The traditional desktop/laptop PC (whether that’s a PC or Mac) is likened to truck, whereas mobile devices (iPads/tablet or even just smartphones) are the car. The argument is that, eventually, the ‘car’ will be enough for most people, with the ‘truck’ reserved for more specialist use.
In my school, every teacher has an iPad but also access to a Mac too. Teachers carry their iPads with them everywhere, using them to teach with (mirrored Explain Everything), check email/Slack, take and view photos, access web-based resources including our registers and data on Pupil Asset, as well as increasingly creating all manner of documents using iWork as well as other iPad educational apps such as Showbie/Seesaw/Tapestry.
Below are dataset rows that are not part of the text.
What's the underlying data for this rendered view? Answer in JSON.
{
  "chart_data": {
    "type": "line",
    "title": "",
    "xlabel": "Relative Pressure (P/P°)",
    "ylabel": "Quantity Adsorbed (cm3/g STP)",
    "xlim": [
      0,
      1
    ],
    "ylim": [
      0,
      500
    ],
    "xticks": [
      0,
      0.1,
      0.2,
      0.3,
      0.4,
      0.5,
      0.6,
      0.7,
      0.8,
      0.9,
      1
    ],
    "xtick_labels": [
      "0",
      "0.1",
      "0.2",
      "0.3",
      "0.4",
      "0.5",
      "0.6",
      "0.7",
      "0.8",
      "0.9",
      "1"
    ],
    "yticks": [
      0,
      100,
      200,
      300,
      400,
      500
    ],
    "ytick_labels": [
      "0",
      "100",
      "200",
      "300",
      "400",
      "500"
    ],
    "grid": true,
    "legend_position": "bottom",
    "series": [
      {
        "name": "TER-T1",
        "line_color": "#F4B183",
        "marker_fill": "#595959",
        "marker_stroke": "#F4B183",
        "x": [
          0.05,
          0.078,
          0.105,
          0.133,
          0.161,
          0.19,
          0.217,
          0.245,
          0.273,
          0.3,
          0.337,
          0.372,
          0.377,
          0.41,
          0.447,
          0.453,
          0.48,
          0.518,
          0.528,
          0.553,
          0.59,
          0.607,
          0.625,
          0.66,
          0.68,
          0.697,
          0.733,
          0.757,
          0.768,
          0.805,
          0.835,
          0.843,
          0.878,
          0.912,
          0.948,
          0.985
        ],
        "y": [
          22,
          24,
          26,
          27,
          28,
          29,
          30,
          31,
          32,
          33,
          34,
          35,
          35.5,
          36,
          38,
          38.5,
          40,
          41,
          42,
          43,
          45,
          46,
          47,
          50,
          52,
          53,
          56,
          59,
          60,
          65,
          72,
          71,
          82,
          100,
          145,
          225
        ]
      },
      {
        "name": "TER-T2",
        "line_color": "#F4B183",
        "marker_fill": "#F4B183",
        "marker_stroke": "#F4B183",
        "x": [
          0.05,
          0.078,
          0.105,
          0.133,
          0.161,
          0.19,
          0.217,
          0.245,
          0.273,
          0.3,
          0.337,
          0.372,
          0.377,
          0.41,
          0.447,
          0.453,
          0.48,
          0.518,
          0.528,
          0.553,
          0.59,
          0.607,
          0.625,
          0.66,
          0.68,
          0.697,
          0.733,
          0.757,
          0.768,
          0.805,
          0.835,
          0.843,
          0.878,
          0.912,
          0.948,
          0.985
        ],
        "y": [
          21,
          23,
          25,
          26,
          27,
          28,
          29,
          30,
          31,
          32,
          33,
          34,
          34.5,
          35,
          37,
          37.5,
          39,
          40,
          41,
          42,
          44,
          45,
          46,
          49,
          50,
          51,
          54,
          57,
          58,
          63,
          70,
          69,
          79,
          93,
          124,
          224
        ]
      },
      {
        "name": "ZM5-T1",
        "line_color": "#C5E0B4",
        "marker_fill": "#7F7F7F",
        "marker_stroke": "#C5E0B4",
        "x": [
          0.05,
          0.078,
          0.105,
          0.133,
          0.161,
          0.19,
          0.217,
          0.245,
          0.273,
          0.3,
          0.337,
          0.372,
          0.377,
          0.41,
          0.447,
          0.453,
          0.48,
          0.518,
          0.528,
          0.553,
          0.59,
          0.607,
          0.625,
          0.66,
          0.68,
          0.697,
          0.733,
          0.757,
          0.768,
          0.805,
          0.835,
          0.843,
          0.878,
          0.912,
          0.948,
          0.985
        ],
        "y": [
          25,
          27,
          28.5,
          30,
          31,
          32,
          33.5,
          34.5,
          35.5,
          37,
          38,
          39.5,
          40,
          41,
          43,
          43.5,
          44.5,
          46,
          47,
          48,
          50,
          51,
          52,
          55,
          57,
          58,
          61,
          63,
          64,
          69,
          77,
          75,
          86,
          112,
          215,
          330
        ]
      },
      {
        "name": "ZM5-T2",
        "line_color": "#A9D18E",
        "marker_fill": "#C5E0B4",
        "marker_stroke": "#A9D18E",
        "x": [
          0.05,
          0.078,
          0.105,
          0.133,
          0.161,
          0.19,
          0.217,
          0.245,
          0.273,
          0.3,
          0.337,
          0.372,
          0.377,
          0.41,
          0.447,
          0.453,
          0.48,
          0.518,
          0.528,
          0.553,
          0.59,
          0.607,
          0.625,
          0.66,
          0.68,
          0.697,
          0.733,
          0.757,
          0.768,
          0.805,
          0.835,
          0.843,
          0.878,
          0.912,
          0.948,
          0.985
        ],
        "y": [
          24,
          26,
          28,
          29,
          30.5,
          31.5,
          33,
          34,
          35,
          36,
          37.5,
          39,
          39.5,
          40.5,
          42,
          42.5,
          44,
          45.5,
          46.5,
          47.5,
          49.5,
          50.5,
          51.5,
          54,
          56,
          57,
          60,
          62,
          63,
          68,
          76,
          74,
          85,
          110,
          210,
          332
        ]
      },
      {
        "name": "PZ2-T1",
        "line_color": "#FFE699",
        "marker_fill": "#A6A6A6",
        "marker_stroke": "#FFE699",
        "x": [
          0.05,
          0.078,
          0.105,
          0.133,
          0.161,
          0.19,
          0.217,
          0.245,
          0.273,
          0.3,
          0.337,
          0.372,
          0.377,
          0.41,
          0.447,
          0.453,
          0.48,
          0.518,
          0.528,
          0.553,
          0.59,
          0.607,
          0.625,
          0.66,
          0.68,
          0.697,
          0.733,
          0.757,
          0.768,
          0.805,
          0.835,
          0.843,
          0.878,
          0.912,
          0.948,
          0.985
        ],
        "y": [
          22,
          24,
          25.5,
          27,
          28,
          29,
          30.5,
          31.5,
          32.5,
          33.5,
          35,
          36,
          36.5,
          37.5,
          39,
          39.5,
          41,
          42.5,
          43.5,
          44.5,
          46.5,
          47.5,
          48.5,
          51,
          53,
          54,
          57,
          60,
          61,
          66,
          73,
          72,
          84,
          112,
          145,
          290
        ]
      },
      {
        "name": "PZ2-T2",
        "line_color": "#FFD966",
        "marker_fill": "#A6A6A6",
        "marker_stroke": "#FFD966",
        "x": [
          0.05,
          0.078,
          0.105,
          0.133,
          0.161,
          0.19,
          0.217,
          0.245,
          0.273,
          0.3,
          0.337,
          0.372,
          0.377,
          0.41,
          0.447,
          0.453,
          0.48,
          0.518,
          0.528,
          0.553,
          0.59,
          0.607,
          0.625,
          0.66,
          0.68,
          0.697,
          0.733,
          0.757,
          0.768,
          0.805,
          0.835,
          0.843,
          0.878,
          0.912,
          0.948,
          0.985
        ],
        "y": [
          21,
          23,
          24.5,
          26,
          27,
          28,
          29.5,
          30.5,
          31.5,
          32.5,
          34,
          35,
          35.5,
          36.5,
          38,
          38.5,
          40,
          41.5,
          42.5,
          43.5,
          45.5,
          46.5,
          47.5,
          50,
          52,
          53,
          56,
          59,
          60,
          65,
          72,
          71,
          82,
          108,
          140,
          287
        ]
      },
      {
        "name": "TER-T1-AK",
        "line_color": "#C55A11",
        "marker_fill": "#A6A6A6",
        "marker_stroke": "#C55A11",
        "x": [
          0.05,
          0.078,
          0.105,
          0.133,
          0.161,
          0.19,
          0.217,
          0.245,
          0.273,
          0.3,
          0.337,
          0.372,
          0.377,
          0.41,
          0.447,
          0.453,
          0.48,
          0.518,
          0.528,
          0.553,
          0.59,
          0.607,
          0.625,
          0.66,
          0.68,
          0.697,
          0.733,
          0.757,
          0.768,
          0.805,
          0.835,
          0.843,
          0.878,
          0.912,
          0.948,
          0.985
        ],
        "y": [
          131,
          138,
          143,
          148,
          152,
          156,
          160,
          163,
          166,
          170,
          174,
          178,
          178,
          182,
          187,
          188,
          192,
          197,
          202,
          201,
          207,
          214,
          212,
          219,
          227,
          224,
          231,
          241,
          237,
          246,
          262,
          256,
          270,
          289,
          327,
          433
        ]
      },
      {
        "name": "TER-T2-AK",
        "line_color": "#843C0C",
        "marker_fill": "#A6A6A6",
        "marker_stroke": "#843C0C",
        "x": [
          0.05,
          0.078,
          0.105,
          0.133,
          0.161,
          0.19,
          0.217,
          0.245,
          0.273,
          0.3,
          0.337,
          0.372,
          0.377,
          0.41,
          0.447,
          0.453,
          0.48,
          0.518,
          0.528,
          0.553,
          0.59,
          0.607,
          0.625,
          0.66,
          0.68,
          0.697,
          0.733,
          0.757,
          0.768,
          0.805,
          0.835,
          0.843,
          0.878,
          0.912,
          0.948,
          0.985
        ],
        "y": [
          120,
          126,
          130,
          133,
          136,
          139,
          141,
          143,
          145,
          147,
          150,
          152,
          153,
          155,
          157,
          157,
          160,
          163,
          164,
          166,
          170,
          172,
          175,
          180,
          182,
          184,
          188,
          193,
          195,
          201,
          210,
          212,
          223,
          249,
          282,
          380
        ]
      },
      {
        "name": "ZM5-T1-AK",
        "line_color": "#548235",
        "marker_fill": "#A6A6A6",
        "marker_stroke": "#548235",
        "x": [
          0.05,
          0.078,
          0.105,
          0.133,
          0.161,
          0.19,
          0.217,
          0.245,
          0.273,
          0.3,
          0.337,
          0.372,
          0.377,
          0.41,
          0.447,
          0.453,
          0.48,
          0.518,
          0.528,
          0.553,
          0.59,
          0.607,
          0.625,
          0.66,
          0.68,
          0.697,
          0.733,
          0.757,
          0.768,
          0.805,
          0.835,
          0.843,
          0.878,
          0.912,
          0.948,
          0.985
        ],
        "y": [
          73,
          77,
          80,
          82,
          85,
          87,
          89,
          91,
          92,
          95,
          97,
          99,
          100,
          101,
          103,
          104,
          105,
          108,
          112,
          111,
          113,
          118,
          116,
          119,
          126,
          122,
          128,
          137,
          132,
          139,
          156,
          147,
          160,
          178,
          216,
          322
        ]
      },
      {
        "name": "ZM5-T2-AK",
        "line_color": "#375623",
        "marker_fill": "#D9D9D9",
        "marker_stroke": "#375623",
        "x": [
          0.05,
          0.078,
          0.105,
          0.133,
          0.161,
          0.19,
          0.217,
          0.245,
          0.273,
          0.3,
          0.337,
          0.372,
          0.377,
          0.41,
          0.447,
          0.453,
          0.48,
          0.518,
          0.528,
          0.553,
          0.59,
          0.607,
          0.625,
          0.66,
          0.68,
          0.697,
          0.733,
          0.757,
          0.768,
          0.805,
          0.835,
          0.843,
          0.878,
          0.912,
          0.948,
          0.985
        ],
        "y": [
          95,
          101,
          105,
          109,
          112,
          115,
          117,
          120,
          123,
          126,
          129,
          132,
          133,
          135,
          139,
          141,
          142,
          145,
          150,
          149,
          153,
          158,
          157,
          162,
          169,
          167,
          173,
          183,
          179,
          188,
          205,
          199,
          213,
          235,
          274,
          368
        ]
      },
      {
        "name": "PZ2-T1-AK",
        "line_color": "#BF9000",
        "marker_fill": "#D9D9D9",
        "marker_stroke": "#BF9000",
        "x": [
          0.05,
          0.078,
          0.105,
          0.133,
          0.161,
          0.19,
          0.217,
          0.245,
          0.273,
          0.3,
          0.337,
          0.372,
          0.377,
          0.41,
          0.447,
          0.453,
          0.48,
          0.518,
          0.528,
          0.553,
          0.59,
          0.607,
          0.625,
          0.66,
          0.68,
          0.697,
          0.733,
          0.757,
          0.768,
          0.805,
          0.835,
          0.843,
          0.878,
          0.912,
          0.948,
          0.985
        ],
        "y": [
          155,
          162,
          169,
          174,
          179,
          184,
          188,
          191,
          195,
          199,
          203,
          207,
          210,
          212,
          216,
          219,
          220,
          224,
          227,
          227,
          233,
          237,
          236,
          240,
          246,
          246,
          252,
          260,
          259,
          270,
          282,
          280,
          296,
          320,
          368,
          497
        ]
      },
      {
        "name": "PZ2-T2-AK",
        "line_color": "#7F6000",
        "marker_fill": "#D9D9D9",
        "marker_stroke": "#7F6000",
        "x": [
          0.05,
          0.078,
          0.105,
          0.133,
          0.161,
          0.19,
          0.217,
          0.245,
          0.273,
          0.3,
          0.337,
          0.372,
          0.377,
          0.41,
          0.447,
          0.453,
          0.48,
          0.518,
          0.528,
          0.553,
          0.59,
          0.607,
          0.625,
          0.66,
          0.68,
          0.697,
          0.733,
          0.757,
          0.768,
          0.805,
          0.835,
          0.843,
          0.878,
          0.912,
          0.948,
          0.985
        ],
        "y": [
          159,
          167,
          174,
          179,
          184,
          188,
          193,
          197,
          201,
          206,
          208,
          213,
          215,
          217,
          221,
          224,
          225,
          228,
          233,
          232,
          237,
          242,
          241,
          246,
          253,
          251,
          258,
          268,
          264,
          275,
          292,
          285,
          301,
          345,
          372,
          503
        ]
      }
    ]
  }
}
The question is, to what extent do they really need a Mac?
Admittedly, the embedded Mac workflow is to do planning on (horrific) Word documents overflowing with multi-cell tables that are then saved to the SMB shared drive. Plus, quite a few educational resources are doggedly stuck in the technological dark ages because they still require Flash (looking at you Mathletics!). Plus, people feel familiar and comfortable on a desktop, most not knowing or utilising the increasingly powerful productivity features of iPad.
But with Brexit 20% price hikes on Macs, and newest iPads nearly overtaking older Macs in terms of speed, have we reached that ‘Post-PC’ moment? Do teachers need a ‘truck’ to teach with, or can they be persuaded that a ‘car’ will more than do?
I have been #ipadonly since the beginning of this year, and kids at school since September, so it is certainly possible. With some training, some faster iPads, a switch to Google Drive, a few Smart Keyboards and some judicially placed Office365 licences, some teachers could be pusuaded to join me?